Слушая её пение, я представляла её жильё другим, а оно напоминало магазин сувениров. Повсюду разнообразные сосуды, шкатулки, бутылки с длиннющими, как шеи жирафов, горлышками, какие-то финтифлюшки. На одной полке – группка матерчатых фигурок зловещего вида: с перьями на головах, с впадинами вместо глаз. В их открытых ртах торчали длинные редкие зубы, смахивающие на расчёски. И посреди всего этого возвышался рояль.

– Садись, располагайся, – сказала Нола. Принесла чай, сладости.

– А что это за страшные безглазые фигурки? – спросила я.

– Куклы-вуду.

– Я что-то про них слышала, не помню.

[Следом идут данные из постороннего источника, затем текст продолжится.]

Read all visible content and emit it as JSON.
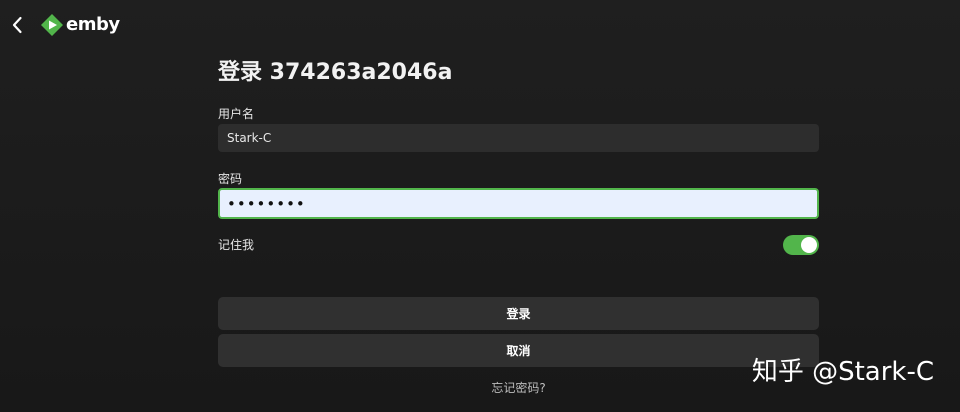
{
  "header": {
    "brand_name": "emby"
  },
  "login": {
    "title": "登录 374263a2046a",
    "username_label": "用户名",
    "username_value": "Stark-C",
    "password_label": "密码",
    "password_value": "••••••••",
    "remember_label": "记住我",
    "remember_enabled": true,
    "login_button": "登录",
    "cancel_button": "取消",
    "forgot_link": "忘记密码?"
  },
  "watermark": {
    "text": "知乎 @Stark-C"
  },
  "colors": {
    "accent": "#52b54b",
    "background": "#1c1c1c",
    "input_bg": "#2d2d2d",
    "button_bg": "#303030",
    "autofill_bg": "#e8f0fe"
  },
  "icons": {
    "back": "chevron-left-icon",
    "logo": "emby-logo-icon"
  }
}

Что это?

– Это куклы, используются в чёрной магии.

– Они вам нужны для колдовства? – удивилась я.

Ничего себе райончик: одна соседка гадает, другая колдует!

– Нет, – рассмеялась она. – Я этим не занимаюсь. Эти куклы просто как сувенир, мне их подарили друзья.

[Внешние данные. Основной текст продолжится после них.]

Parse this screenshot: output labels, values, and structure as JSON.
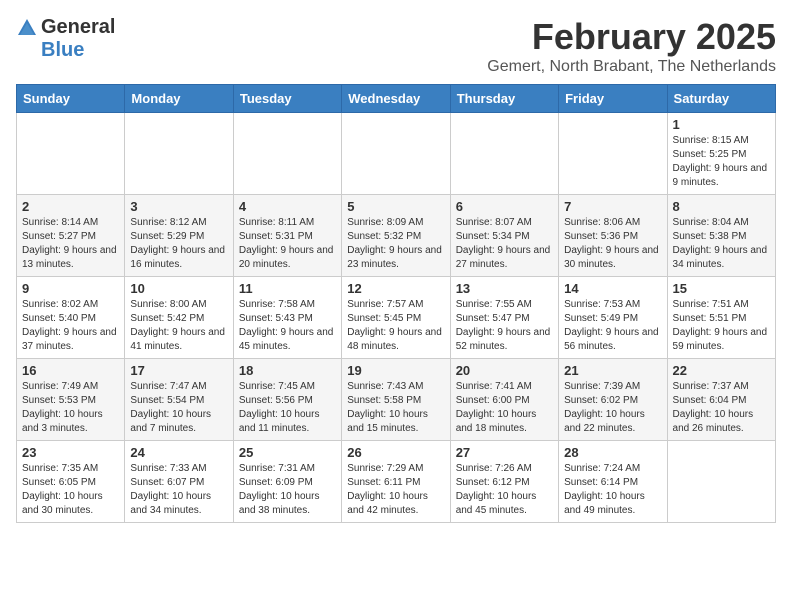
{
  "header": {
    "logo_general": "General",
    "logo_blue": "Blue",
    "month_year": "February 2025",
    "location": "Gemert, North Brabant, The Netherlands"
  },
  "weekdays": [
    "Sunday",
    "Monday",
    "Tuesday",
    "Wednesday",
    "Thursday",
    "Friday",
    "Saturday"
  ],
  "weeks": [
    [
      {
        "day": "",
        "info": ""
      },
      {
        "day": "",
        "info": ""
      },
      {
        "day": "",
        "info": ""
      },
      {
        "day": "",
        "info": ""
      },
      {
        "day": "",
        "info": ""
      },
      {
        "day": "",
        "info": ""
      },
      {
        "day": "1",
        "info": "Sunrise: 8:15 AM\nSunset: 5:25 PM\nDaylight: 9 hours and 9 minutes."
      }
    ],
    [
      {
        "day": "2",
        "info": "Sunrise: 8:14 AM\nSunset: 5:27 PM\nDaylight: 9 hours and 13 minutes."
      },
      {
        "day": "3",
        "info": "Sunrise: 8:12 AM\nSunset: 5:29 PM\nDaylight: 9 hours and 16 minutes."
      },
      {
        "day": "4",
        "info": "Sunrise: 8:11 AM\nSunset: 5:31 PM\nDaylight: 9 hours and 20 minutes."
      },
      {
        "day": "5",
        "info": "Sunrise: 8:09 AM\nSunset: 5:32 PM\nDaylight: 9 hours and 23 minutes."
      },
      {
        "day": "6",
        "info": "Sunrise: 8:07 AM\nSunset: 5:34 PM\nDaylight: 9 hours and 27 minutes."
      },
      {
        "day": "7",
        "info": "Sunrise: 8:06 AM\nSunset: 5:36 PM\nDaylight: 9 hours and 30 minutes."
      },
      {
        "day": "8",
        "info": "Sunrise: 8:04 AM\nSunset: 5:38 PM\nDaylight: 9 hours and 34 minutes."
      }
    ],
    [
      {
        "day": "9",
        "info": "Sunrise: 8:02 AM\nSunset: 5:40 PM\nDaylight: 9 hours and 37 minutes."
      },
      {
        "day": "10",
        "info": "Sunrise: 8:00 AM\nSunset: 5:42 PM\nDaylight: 9 hours and 41 minutes."
      },
      {
        "day": "11",
        "info": "Sunrise: 7:58 AM\nSunset: 5:43 PM\nDaylight: 9 hours and 45 minutes."
      },
      {
        "day": "12",
        "info": "Sunrise: 7:57 AM\nSunset: 5:45 PM\nDaylight: 9 hours and 48 minutes."
      },
      {
        "day": "13",
        "info": "Sunrise: 7:55 AM\nSunset: 5:47 PM\nDaylight: 9 hours and 52 minutes."
      },
      {
        "day": "14",
        "info": "Sunrise: 7:53 AM\nSunset: 5:49 PM\nDaylight: 9 hours and 56 minutes."
      },
      {
        "day": "15",
        "info": "Sunrise: 7:51 AM\nSunset: 5:51 PM\nDaylight: 9 hours and 59 minutes."
      }
    ],
    [
      {
        "day": "16",
        "info": "Sunrise: 7:49 AM\nSunset: 5:53 PM\nDaylight: 10 hours and 3 minutes."
      },
      {
        "day": "17",
        "info": "Sunrise: 7:47 AM\nSunset: 5:54 PM\nDaylight: 10 hours and 7 minutes."
      },
      {
        "day": "18",
        "info": "Sunrise: 7:45 AM\nSunset: 5:56 PM\nDaylight: 10 hours and 11 minutes."
      },
      {
        "day": "19",
        "info": "Sunrise: 7:43 AM\nSunset: 5:58 PM\nDaylight: 10 hours and 15 minutes."
      },
      {
        "day": "20",
        "info": "Sunrise: 7:41 AM\nSunset: 6:00 PM\nDaylight: 10 hours and 18 minutes."
      },
      {
        "day": "21",
        "info": "Sunrise: 7:39 AM\nSunset: 6:02 PM\nDaylight: 10 hours and 22 minutes."
      },
      {
        "day": "22",
        "info": "Sunrise: 7:37 AM\nSunset: 6:04 PM\nDaylight: 10 hours and 26 minutes."
      }
    ],
    [
      {
        "day": "23",
        "info": "Sunrise: 7:35 AM\nSunset: 6:05 PM\nDaylight: 10 hours and 30 minutes."
      },
      {
        "day": "24",
        "info": "Sunrise: 7:33 AM\nSunset: 6:07 PM\nDaylight: 10 hours and 34 minutes."
      },
      {
        "day": "25",
        "info": "Sunrise: 7:31 AM\nSunset: 6:09 PM\nDaylight: 10 hours and 38 minutes."
      },
      {
        "day": "26",
        "info": "Sunrise: 7:29 AM\nSunset: 6:11 PM\nDaylight: 10 hours and 42 minutes."
      },
      {
        "day": "27",
        "info": "Sunrise: 7:26 AM\nSunset: 6:12 PM\nDaylight: 10 hours and 45 minutes."
      },
      {
        "day": "28",
        "info": "Sunrise: 7:24 AM\nSunset: 6:14 PM\nDaylight: 10 hours and 49 minutes."
      },
      {
        "day": "",
        "info": ""
      }
    ]
  ]
}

– Зачем дарить таких страшил? Лучше бы выбрали что-нибудь повеселее.

Она опять рассмеялась.

– Подарили, потому что я собираю разные поделки, видишь, сколько их у меня, а ещё подарили, потому что куклы-вуду связаны с родиной джаза – Новым Орлеаном.

– Вы поёте только джаз?

– В основном да, но поп тоже.

– А где вы выступаете?

– В ночных клубах, иногда в ресторанах.

– Как же так, с вашим голосом вам надо на сцену. Когда я вас услышала, решила, что вы известная певица. Зачем в ресторанах, народ там пьёт, жуёт, орёт. Чего там публика понимает в пении! – с пылом заявила я.

– Некоторые знаменитые певцы начинали именно с ресторанов.

– Ну, не знаю, – засомневалась я. – Шансов на это мало, скорее застрянешь в ресторане на всю жизнь. Вам надо на большую сцену.

– Меня умиляет, с какой горячностью ты рассуждаешь, – рассмеялась она опять. – Ты любишь джаз?

Сказать правду – неудобно, а врать я не рискнула: если она спросит, каких исполнителей я люблю, попаду впросак. Пришлось признаться, что к джазу я равнодушна, всегда считала его скучным, но, услышав её пение, впервые подумала, что он далеко не скучный.

– Скачаю в Интернете, – заверила я.

– Если хочешь, я могу дать послушать диски.

– Хочу.

Произнесла я это не только потому, что хотела сделать ей приятное. Самой интересно.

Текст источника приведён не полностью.